Tonal fuzz in the crosshairs? Truth is, I find I do not know how to read that. And, as a result, I do not know how to read Janouch’s Kafka. Or, as a result of reading Kafka, I do not know how to read Veitch. Isn’t Kafka’s rubbery “night” sign of a temperament capable, like General Custer, of roaring with laughter, at one’s own imminent slaughter? (Making torturous the connectivum. Tom Veitch and Ron Padgett wrote a novel titled Antlers in the Treetops (1970) that begins:
Custer was the last man in his regiment to die. The story goes that, on his knees, wounded in a dozen places, his yellow curls flying in the wind, he roared with laughter. A small Indian boy bent over the dying hero, eyes wide with wonder. We watched from a distance as the boy’s steel knife flashed in the hot afternoon sun. Crimson, the flow from the scalp as it separates from the skull . . .

You must search for the loveliness of America; it is not obvious; it is scattered; but when you find it, it touches you and binds you and makes you take a great, silent oath . . .
On the back cover of Antlers in the Treetops, unsigned, presumably tongue-in-cheek: “Imagine an almost complete trace of meaning.” Read next to Kafka’s brand-deflecting night, isn’t that as good a definition of the divinity’s inexact whelming as any?) How would Kafka read something like the series of imperatives André Breton and Paul Éluard assemble under the title “The Original Judgment” in The Immaculate Conception (1930)?
      Don’t read. Look at the designs created by the spaces between the words of several lines in a book and draw inspiration from them.
      Give your hand to the others to keep.
      Don’t lie down on the ramparts.
      Take back the armor that you took off when you reached the age of discretion.
      Put order in is place, disturb the stones of the road.
. . .
      What you find belongs to you only as long as you hold out your hand.
      Lie as you bite the judges’ ermine.
      You are the pruner of your life.
. . .
      Learn to wait, with your feet in front of you. That’s the way you will soon go out, all covered up.

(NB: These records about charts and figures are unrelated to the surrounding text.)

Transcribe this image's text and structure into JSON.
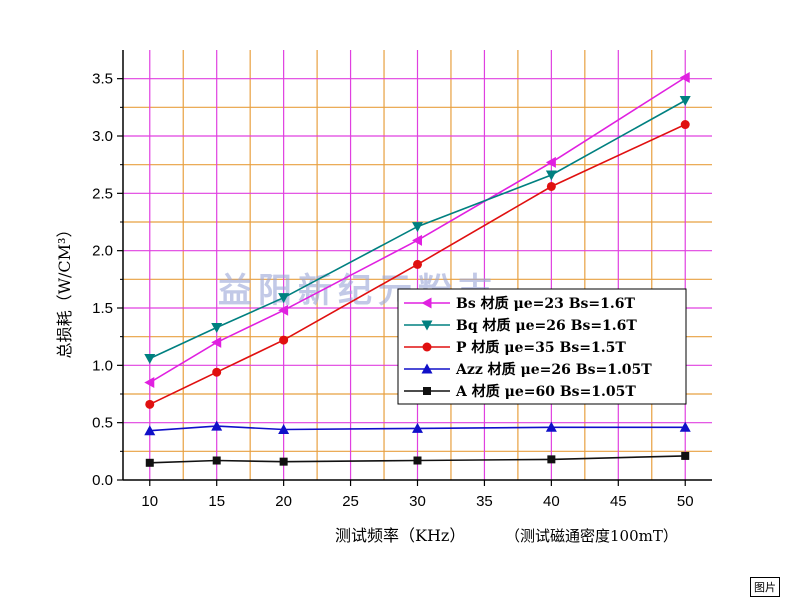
{
  "chart_data": {
    "type": "line",
    "xlabel": "测试频率（KHz）",
    "xlabel_note": "（测试磁通密度100mT）",
    "ylabel": "总损耗（W/CM³）",
    "xlim": [
      8,
      52
    ],
    "ylim": [
      0,
      3.75
    ],
    "xticks": [
      "10",
      "15",
      "20",
      "25",
      "30",
      "35",
      "40",
      "45",
      "50"
    ],
    "yticks": [
      "0.0",
      "0.5",
      "1.0",
      "1.5",
      "2.0",
      "2.5",
      "3.0",
      "3.5"
    ],
    "grid": true,
    "legend_position": "center-right",
    "series": [
      {
        "name": "Bs 材质  μe=23  Bs=1.6T",
        "color": "#e020e0",
        "marker": "triangle-left",
        "x": [
          10,
          15,
          20,
          30,
          40,
          50
        ],
        "y": [
          0.85,
          1.2,
          1.48,
          2.09,
          2.77,
          3.51
        ]
      },
      {
        "name": "Bq 材质  μe=26  Bs=1.6T",
        "color": "#008080",
        "marker": "triangle-down",
        "x": [
          10,
          15,
          20,
          30,
          40,
          50
        ],
        "y": [
          1.06,
          1.33,
          1.59,
          2.21,
          2.66,
          3.31
        ]
      },
      {
        "name": "P 材质  μe=35  Bs=1.5T",
        "color": "#e01010",
        "marker": "circle",
        "x": [
          10,
          15,
          20,
          30,
          40,
          50
        ],
        "y": [
          0.66,
          0.94,
          1.22,
          1.88,
          2.56,
          3.1
        ]
      },
      {
        "name": "Azz 材质  μe=26  Bs=1.05T",
        "color": "#1010c8",
        "marker": "triangle-up",
        "x": [
          10,
          15,
          20,
          30,
          40,
          50
        ],
        "y": [
          0.43,
          0.47,
          0.44,
          0.45,
          0.46,
          0.46
        ]
      },
      {
        "name": "A  材质  μe=60  Bs=1.05T",
        "color": "#111111",
        "marker": "square",
        "x": [
          10,
          15,
          20,
          30,
          40,
          50
        ],
        "y": [
          0.15,
          0.17,
          0.16,
          0.17,
          0.18,
          0.21
        ]
      }
    ]
  },
  "watermark": "益阳新纪元粉末",
  "corner_tag": "图片"
}
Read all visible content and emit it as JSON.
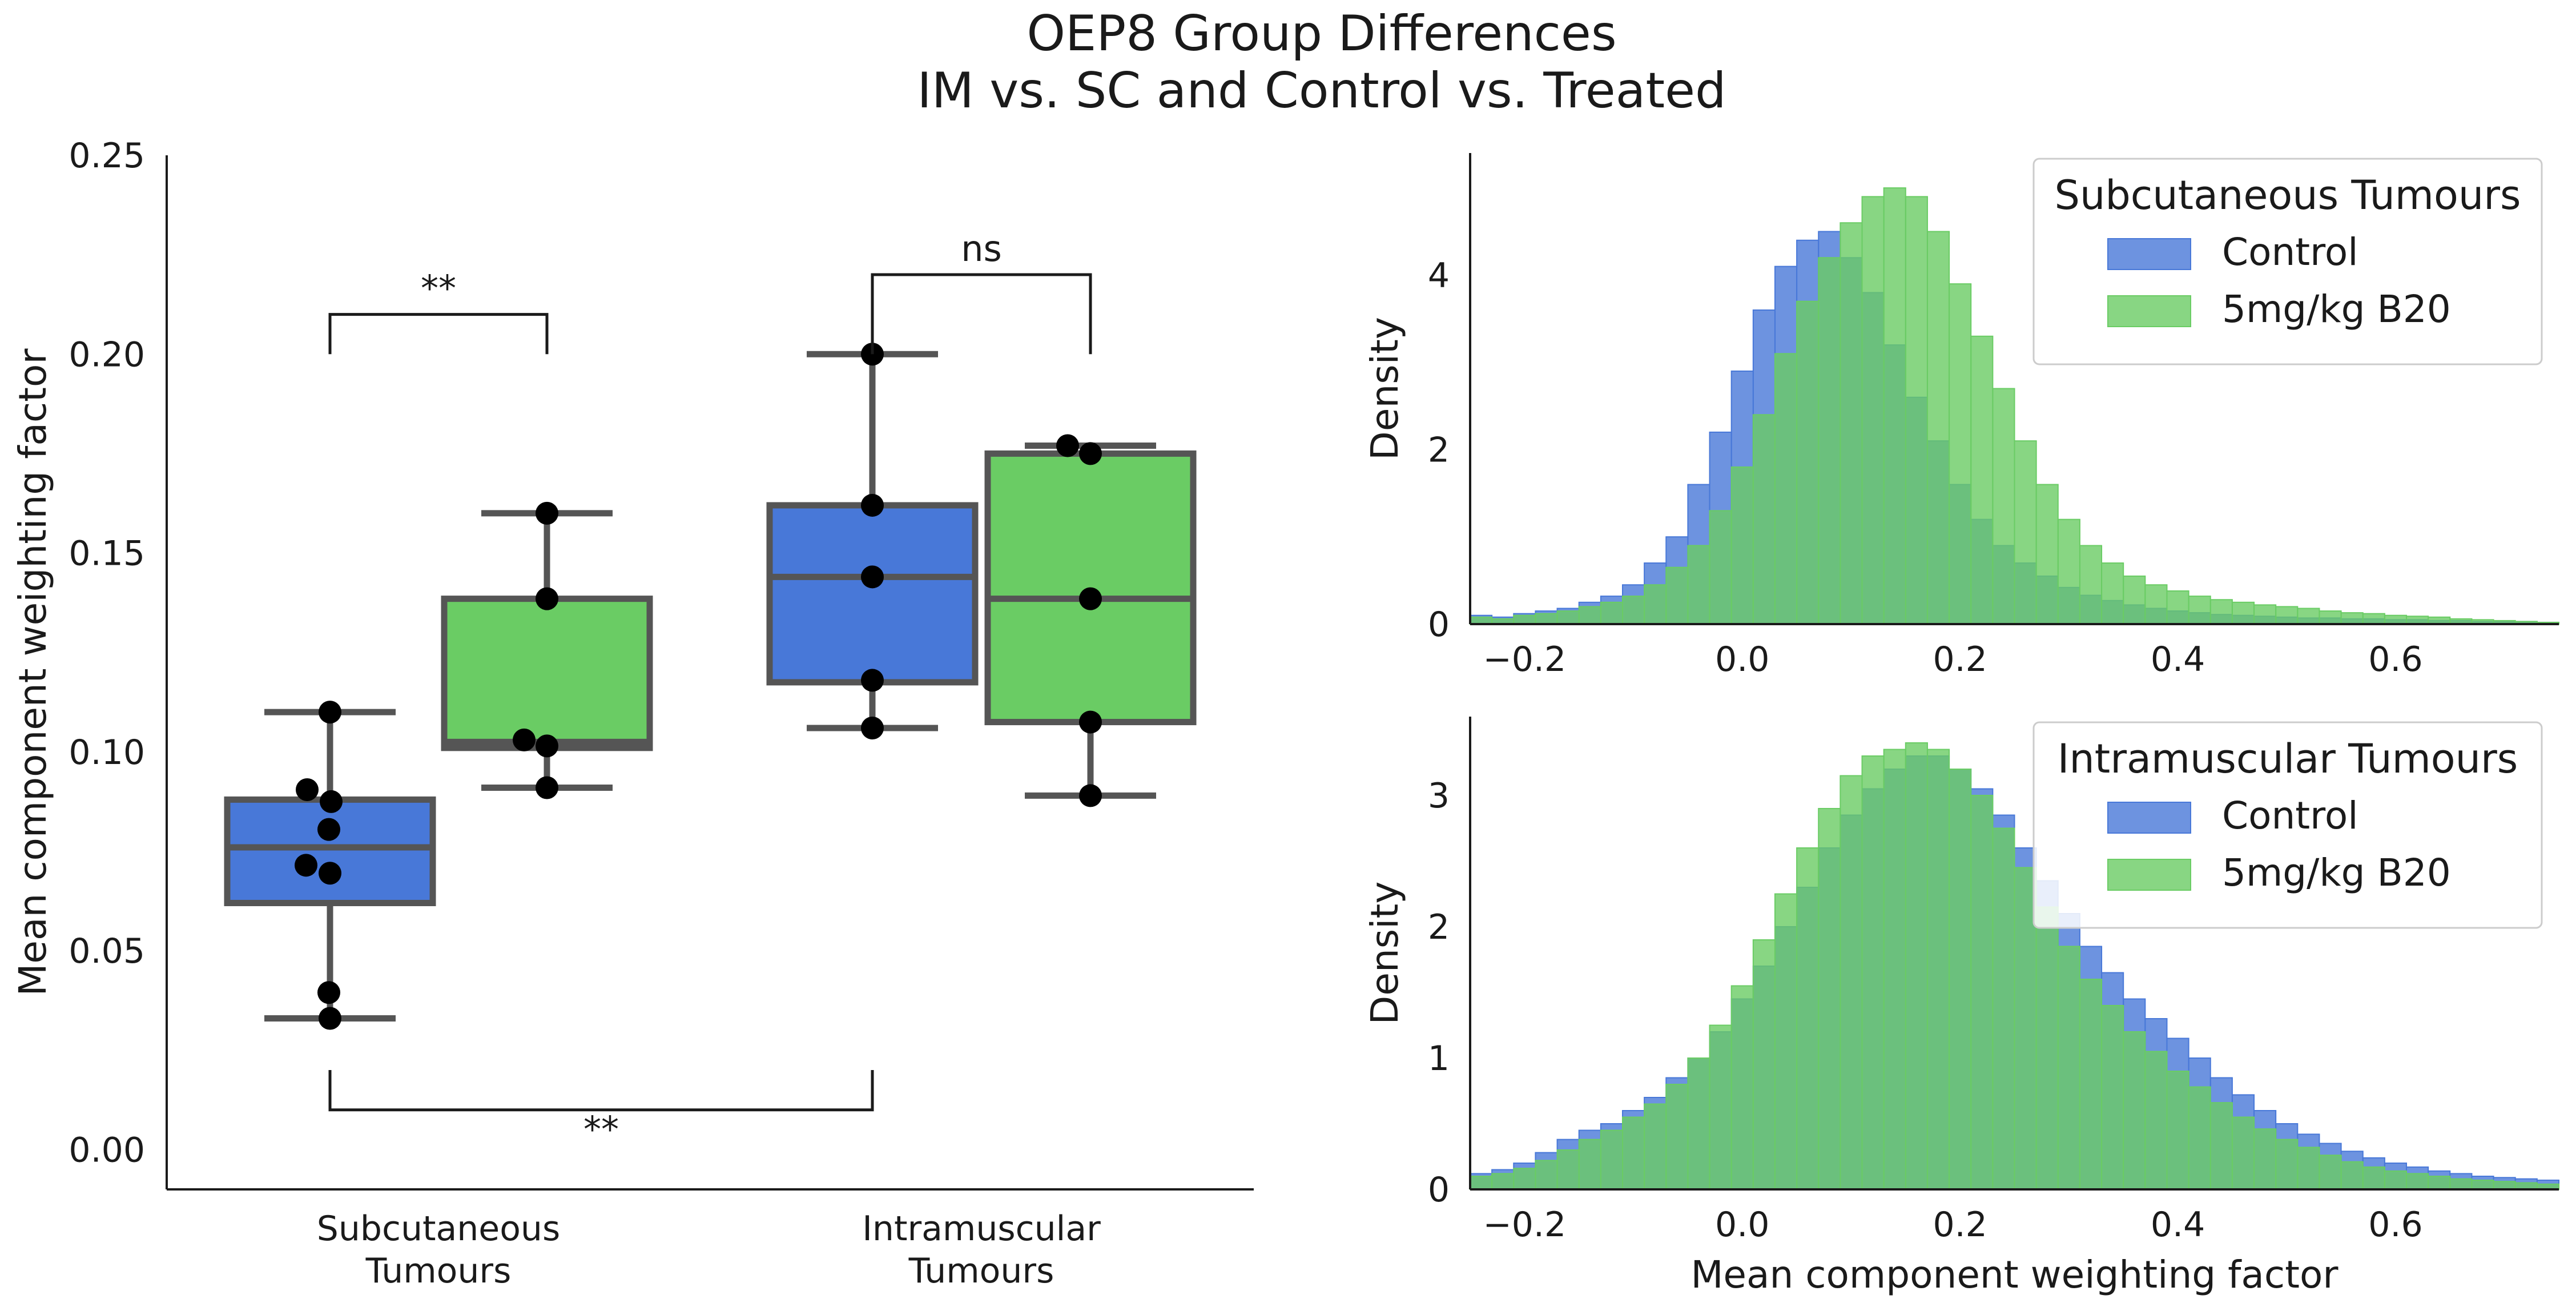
{
  "title_line1": "OEP8 Group Differences",
  "title_line2": "IM vs. SC and Control vs. Treated",
  "colors": {
    "control": "#4878d8",
    "treated": "#6acc64",
    "box_edge": "#555555",
    "point": "#000000",
    "axis": "#1a1a1a"
  },
  "chart_data": [
    {
      "type": "box",
      "ylabel": "Mean component weighting factor",
      "ylim": [
        -0.01,
        0.25
      ],
      "yticks": [
        0.0,
        0.05,
        0.1,
        0.15,
        0.2,
        0.25
      ],
      "ytick_labels": [
        "0.00",
        "0.05",
        "0.10",
        "0.15",
        "0.20",
        "0.25"
      ],
      "categories": [
        {
          "line1": "Subcutaneous",
          "line2": "Tumours"
        },
        {
          "line1": "Intramuscular",
          "line2": "Tumours"
        }
      ],
      "groups": [
        {
          "category": 0,
          "group": "control",
          "whisker_low": 0.033,
          "q1": 0.062,
          "median": 0.076,
          "q3": 0.088,
          "whisker_high": 0.11,
          "points": [
            0.11,
            0.0905,
            0.0875,
            0.0805,
            0.0715,
            0.0695,
            0.0395,
            0.033
          ]
        },
        {
          "category": 0,
          "group": "treated",
          "whisker_low": 0.091,
          "q1": 0.101,
          "median": 0.1025,
          "q3": 0.1385,
          "whisker_high": 0.16,
          "points": [
            0.16,
            0.1385,
            0.103,
            0.1015,
            0.091
          ]
        },
        {
          "category": 1,
          "group": "control",
          "whisker_low": 0.106,
          "q1": 0.1175,
          "median": 0.144,
          "q3": 0.162,
          "whisker_high": 0.2,
          "points": [
            0.2,
            0.162,
            0.144,
            0.118,
            0.106
          ]
        },
        {
          "category": 1,
          "group": "treated",
          "whisker_low": 0.089,
          "q1": 0.1075,
          "median": 0.1385,
          "q3": 0.175,
          "whisker_high": 0.177,
          "points": [
            0.177,
            0.175,
            0.1385,
            0.1075,
            0.089
          ]
        }
      ],
      "annotations": [
        {
          "label": "**",
          "from_group": 0,
          "to_group": 1,
          "y_base": 0.2,
          "y_top": 0.21,
          "label_side": "above"
        },
        {
          "label": "ns",
          "from_group": 2,
          "to_group": 3,
          "y_base": 0.2,
          "y_top": 0.22,
          "label_side": "above"
        },
        {
          "label": "**",
          "from_group": 0,
          "to_group": 2,
          "y_base": 0.02,
          "y_top": 0.01,
          "label_side": "below"
        }
      ]
    },
    {
      "type": "histogram",
      "ylabel": "Density",
      "xlim": [
        -0.25,
        0.75
      ],
      "ylim": [
        0,
        5.4
      ],
      "xticks": [
        -0.2,
        0.0,
        0.2,
        0.4,
        0.6
      ],
      "xtick_labels": [
        "−0.2",
        "0.0",
        "0.2",
        "0.4",
        "0.6"
      ],
      "yticks": [
        0,
        2,
        4
      ],
      "ytick_labels": [
        "0",
        "2",
        "4"
      ],
      "bin_start": -0.25,
      "bin_width": 0.02,
      "legend_title": "Subcutaneous Tumours",
      "legend_position": "upper right",
      "series": [
        {
          "name": "Control",
          "color_key": "control",
          "densities": [
            0.1,
            0.08,
            0.12,
            0.15,
            0.18,
            0.25,
            0.32,
            0.45,
            0.7,
            1.0,
            1.6,
            2.2,
            2.9,
            3.6,
            4.1,
            4.4,
            4.5,
            4.2,
            3.8,
            3.2,
            2.6,
            2.1,
            1.6,
            1.2,
            0.9,
            0.7,
            0.55,
            0.42,
            0.33,
            0.27,
            0.22,
            0.18,
            0.15,
            0.13,
            0.11,
            0.1,
            0.09,
            0.08,
            0.07,
            0.07,
            0.06,
            0.06,
            0.05,
            0.05,
            0.04,
            0.04,
            0.03,
            0.03,
            0.03,
            0.02
          ]
        },
        {
          "name": "5mg/kg B20",
          "color_key": "treated",
          "densities": [
            0.08,
            0.06,
            0.1,
            0.12,
            0.15,
            0.2,
            0.25,
            0.32,
            0.45,
            0.65,
            0.9,
            1.3,
            1.8,
            2.4,
            3.1,
            3.7,
            4.2,
            4.6,
            4.9,
            5.0,
            4.9,
            4.5,
            3.9,
            3.3,
            2.7,
            2.1,
            1.6,
            1.2,
            0.9,
            0.7,
            0.55,
            0.45,
            0.38,
            0.32,
            0.28,
            0.25,
            0.22,
            0.2,
            0.18,
            0.15,
            0.13,
            0.12,
            0.1,
            0.09,
            0.08,
            0.06,
            0.05,
            0.04,
            0.03,
            0.02
          ]
        }
      ]
    },
    {
      "type": "histogram",
      "ylabel": "Density",
      "xlabel": "Mean component weighting factor",
      "xlim": [
        -0.25,
        0.75
      ],
      "ylim": [
        0,
        3.6
      ],
      "xticks": [
        -0.2,
        0.0,
        0.2,
        0.4,
        0.6
      ],
      "xtick_labels": [
        "−0.2",
        "0.0",
        "0.2",
        "0.4",
        "0.6"
      ],
      "yticks": [
        0,
        1,
        2,
        3
      ],
      "ytick_labels": [
        "0",
        "1",
        "2",
        "3"
      ],
      "bin_start": -0.25,
      "bin_width": 0.02,
      "legend_title": "Intramuscular Tumours",
      "legend_position": "upper right",
      "series": [
        {
          "name": "Control",
          "color_key": "control",
          "densities": [
            0.12,
            0.15,
            0.2,
            0.28,
            0.38,
            0.45,
            0.5,
            0.6,
            0.7,
            0.85,
            1.0,
            1.2,
            1.45,
            1.7,
            2.0,
            2.3,
            2.6,
            2.85,
            3.05,
            3.2,
            3.3,
            3.3,
            3.2,
            3.05,
            2.85,
            2.6,
            2.35,
            2.1,
            1.85,
            1.65,
            1.45,
            1.3,
            1.15,
            1.0,
            0.85,
            0.72,
            0.6,
            0.5,
            0.42,
            0.35,
            0.29,
            0.24,
            0.2,
            0.17,
            0.14,
            0.12,
            0.1,
            0.09,
            0.08,
            0.07
          ]
        },
        {
          "name": "5mg/kg B20",
          "color_key": "treated",
          "densities": [
            0.1,
            0.12,
            0.16,
            0.22,
            0.3,
            0.38,
            0.45,
            0.55,
            0.65,
            0.8,
            1.0,
            1.25,
            1.55,
            1.9,
            2.25,
            2.6,
            2.9,
            3.15,
            3.3,
            3.35,
            3.4,
            3.35,
            3.2,
            3.0,
            2.75,
            2.45,
            2.15,
            1.85,
            1.6,
            1.4,
            1.2,
            1.05,
            0.9,
            0.78,
            0.66,
            0.55,
            0.46,
            0.38,
            0.32,
            0.26,
            0.21,
            0.17,
            0.14,
            0.12,
            0.1,
            0.08,
            0.07,
            0.06,
            0.05,
            0.04
          ]
        }
      ]
    }
  ]
}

      Light up the perspectives of fatigue.
. . .
      When they ask to see the inside of you hand, show them the veiled planets in the sky.
. . .
      Adjust your gait to that of the storms.
      Never kill a night-bird.
      Look at the convolvulus blossom: it does not allow one to hear.
. . .
      Argue that your head, unlike a horse-chestnut, is absolutely weightless since it has not yet fallen.
      Gild with the spark the otherwise black pill of the anvil.
      Without wincing, imagine swallows.
      Write the imperishable in sand.
. . .
      Do you want to own the smallest and the most alarming book in the world? Have the stamps on your love letters bound and then weep—you have good reason to in spite of it all.
      Never wait for yourself.
      Look closely at those two houses: in one you are dead in the other you are dead.
(Translated by John Ashbery. Out of the Kenneth Koch-edited “Collaborations” issue of Locus Solus.) Sounds like Kafka. Perhaps Kafka’s pull is that of a magnet, aligning all other writing to it, invading the roundabout, leveling the field. (I think of Janouch’s reported glimpse of a Kafka drawing “covered with strange minute sketches, in which only the abstraction of movement was empathized, of tiny men running, fighting and crawling, and kneeling on the ground.”